* * *
"Даже расстроились мои курсанты. Гм. Все порывались алкогольный подарок свой всучить. Да и Ваня этот Мещеряков, тоже вроде нормальный пацан, оказался. Хоть и старше Колуна лет на восемь, а разговаривает по-человечески, без зазнайства. Вот, уж с такими-то хлопцами летать и воевать вместе мне нисколько не зазорно было бы. Хм. А у курсантов-то, как глаза горели, когда мы после учебного боя майору докладывали. Видать сильно им понравилось со мной учиться. Оно и понятно, вместо занудства в классе, петли и бочки крутить, и на гашетки давить. Хоть и учебные, а все ж патроны.
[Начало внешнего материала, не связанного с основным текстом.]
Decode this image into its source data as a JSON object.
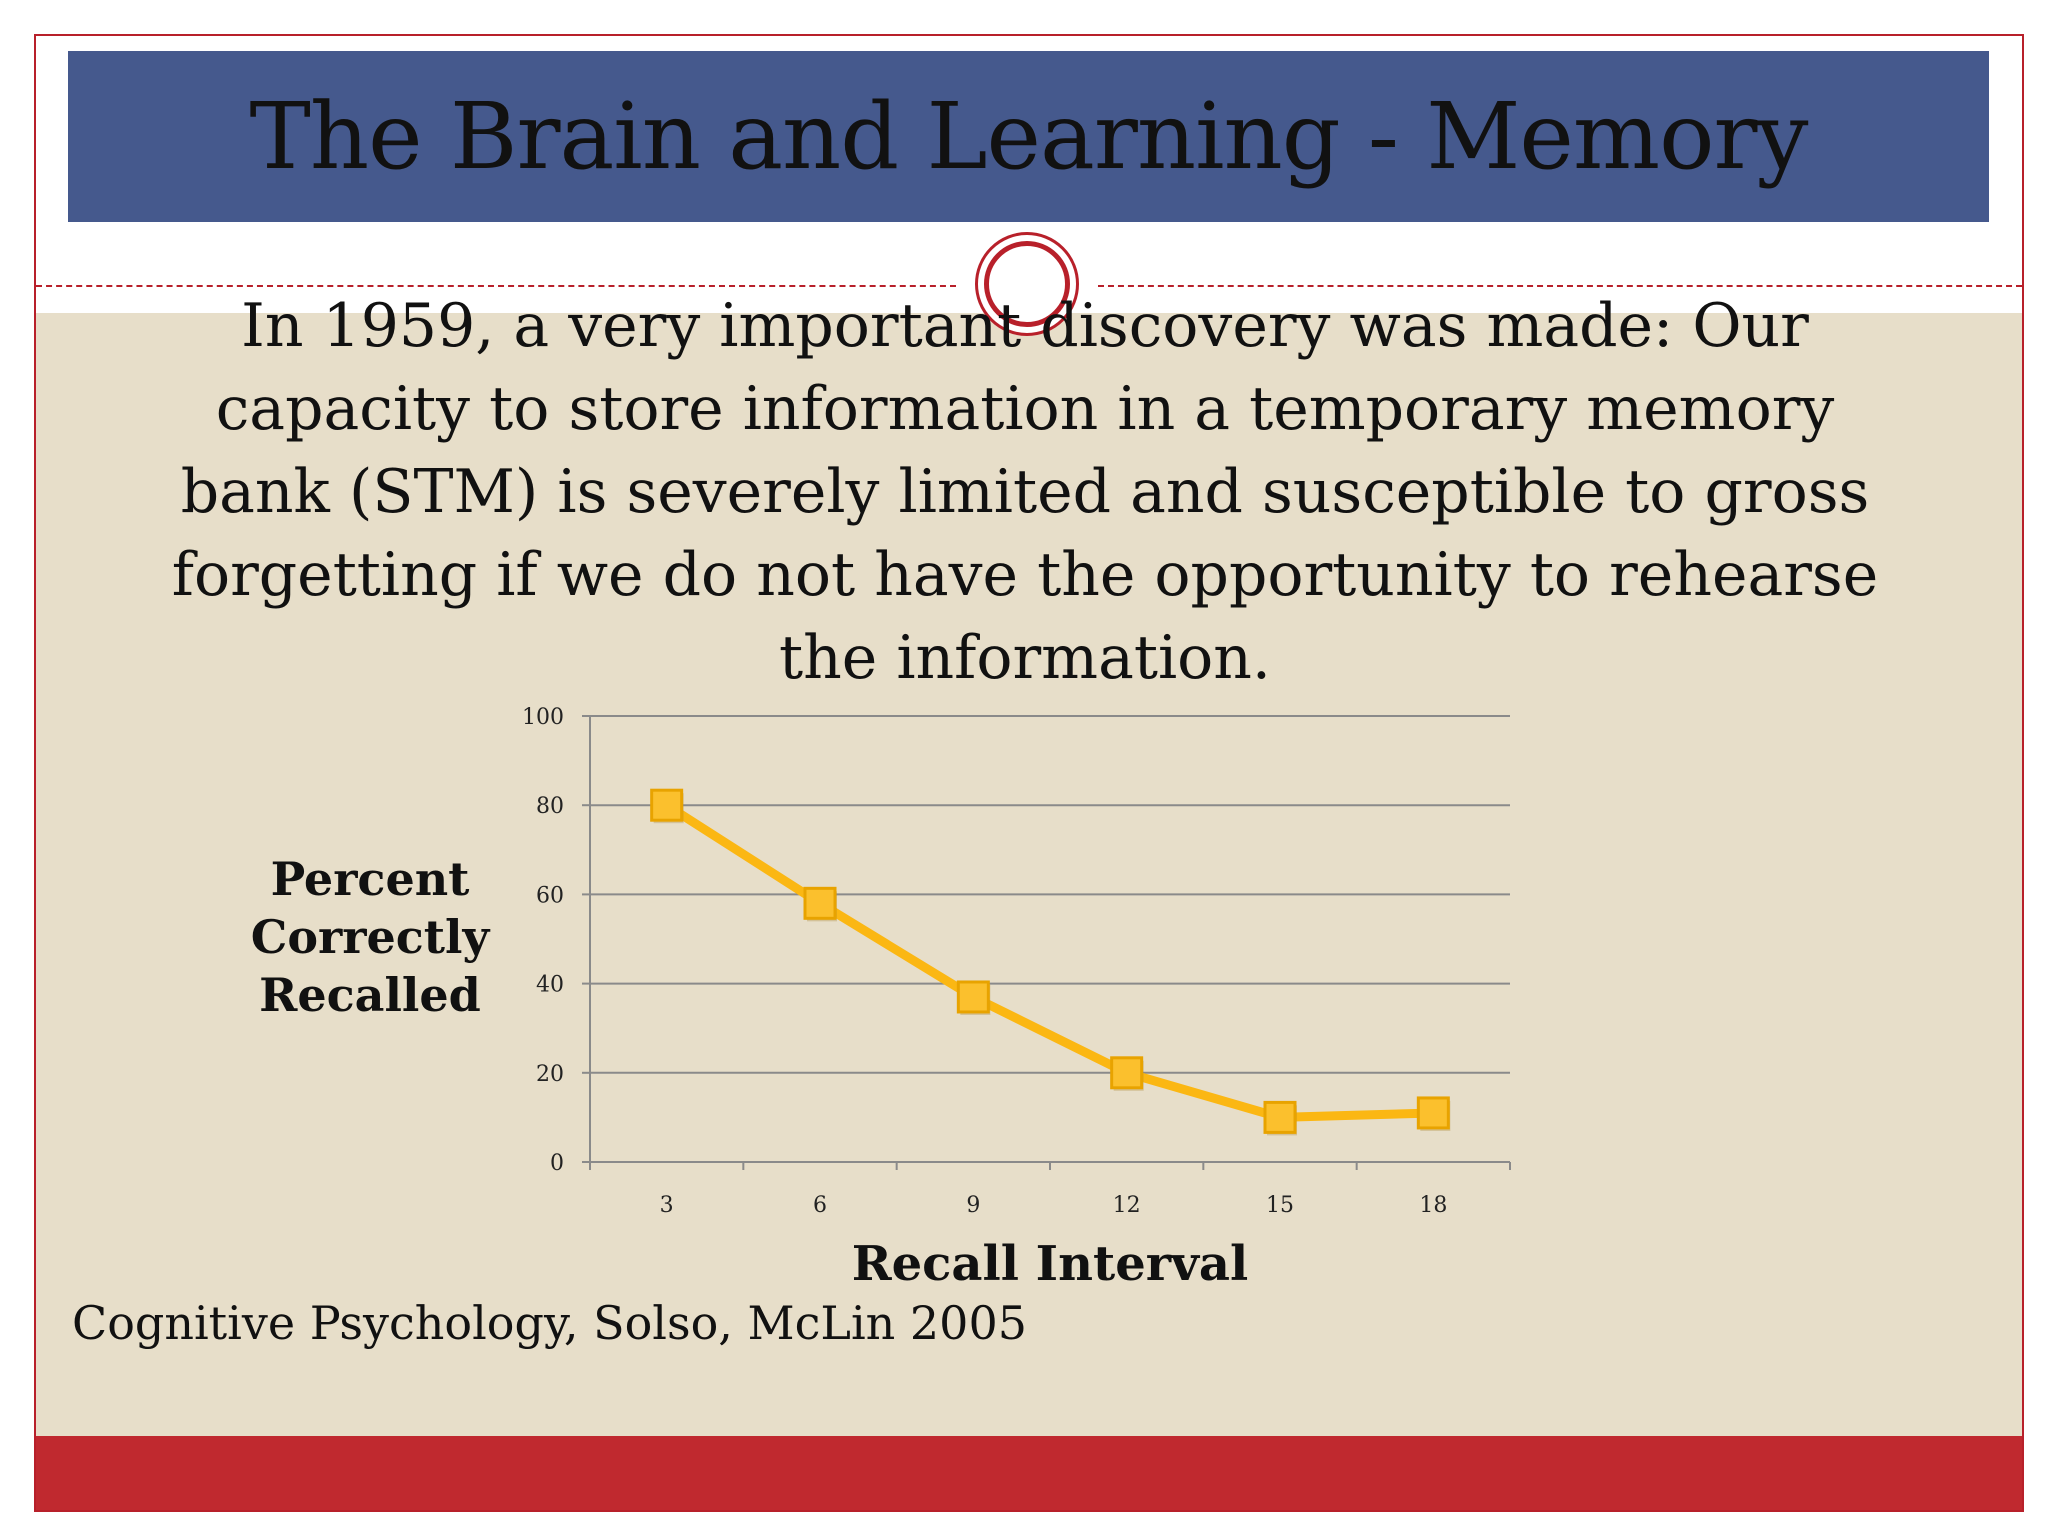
{
  "slide": {
    "title": "The Brain and Learning - Memory",
    "intro_text": "In 1959, a very important discovery was made:  Our capacity to store information in a temporary memory bank (STM) is severely limited and susceptible to gross forgetting if we do not have the opportunity to rehearse the information.",
    "source": "Cognitive Psychology, Solso, McLin 2005",
    "colors": {
      "title_bar": "#45598d",
      "content_bg": "#e7dec9",
      "accent_red": "#c0292f",
      "series_line": "#fbb713",
      "marker_fill": "#fbc02d",
      "marker_stroke": "#e8a300"
    }
  },
  "chart_data": {
    "type": "line",
    "x": [
      3,
      6,
      9,
      12,
      15,
      18
    ],
    "categories": [
      "3",
      "6",
      "9",
      "12",
      "15",
      "18"
    ],
    "series": [
      {
        "values": [
          80,
          58,
          37,
          20,
          10,
          11
        ]
      }
    ],
    "title": "",
    "xlabel": "Recall Interval",
    "ylabel": "Percent Correctly Recalled",
    "ylim": [
      0,
      100
    ],
    "yticks": [
      0,
      20,
      40,
      60,
      80,
      100
    ],
    "grid": true,
    "legend": "none",
    "marker": "square"
  }
}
И как от стрельбы своих пулеметов самолет вздрагивает, и как чужие пули по крыльям щелкают, прямо кожей ощущается. Да и как твоя собственная трасса с искрами по чужому фюзеляжу бьет. Вот уж этот фейерверк увидеть тоже неизгладимое впечатление. Даже немного страшновато было. А ну как это клеенное остекление дробь в кабину пропустит? А я ведь и сама, можно сказать, впервые в воздушном бою побывала. Играли мы, конечно, в такие бои в аэроклубе. Но вот сегодня совсем иначе все это ощущалось. Оказывается, зашкаливает адреналин, когда от пластмассовых очередей уворачиваться пытаешься. И как я ни старалась, а все же сбили меня пару раз. Зато я сама этих орлят раз по пять-шесть каждого завалила. Эх! Было бы пуль побольше! Но последнюю сотню я все же, лучше для нашей 69-й бригады сберегу. В общем, день мой прошел неплохо, что-то нам вечер сулит? И что бы он там ни сулил, бегите прочь мои тревоги и печали. Я ведь сегодня асом стала, хотя и условным".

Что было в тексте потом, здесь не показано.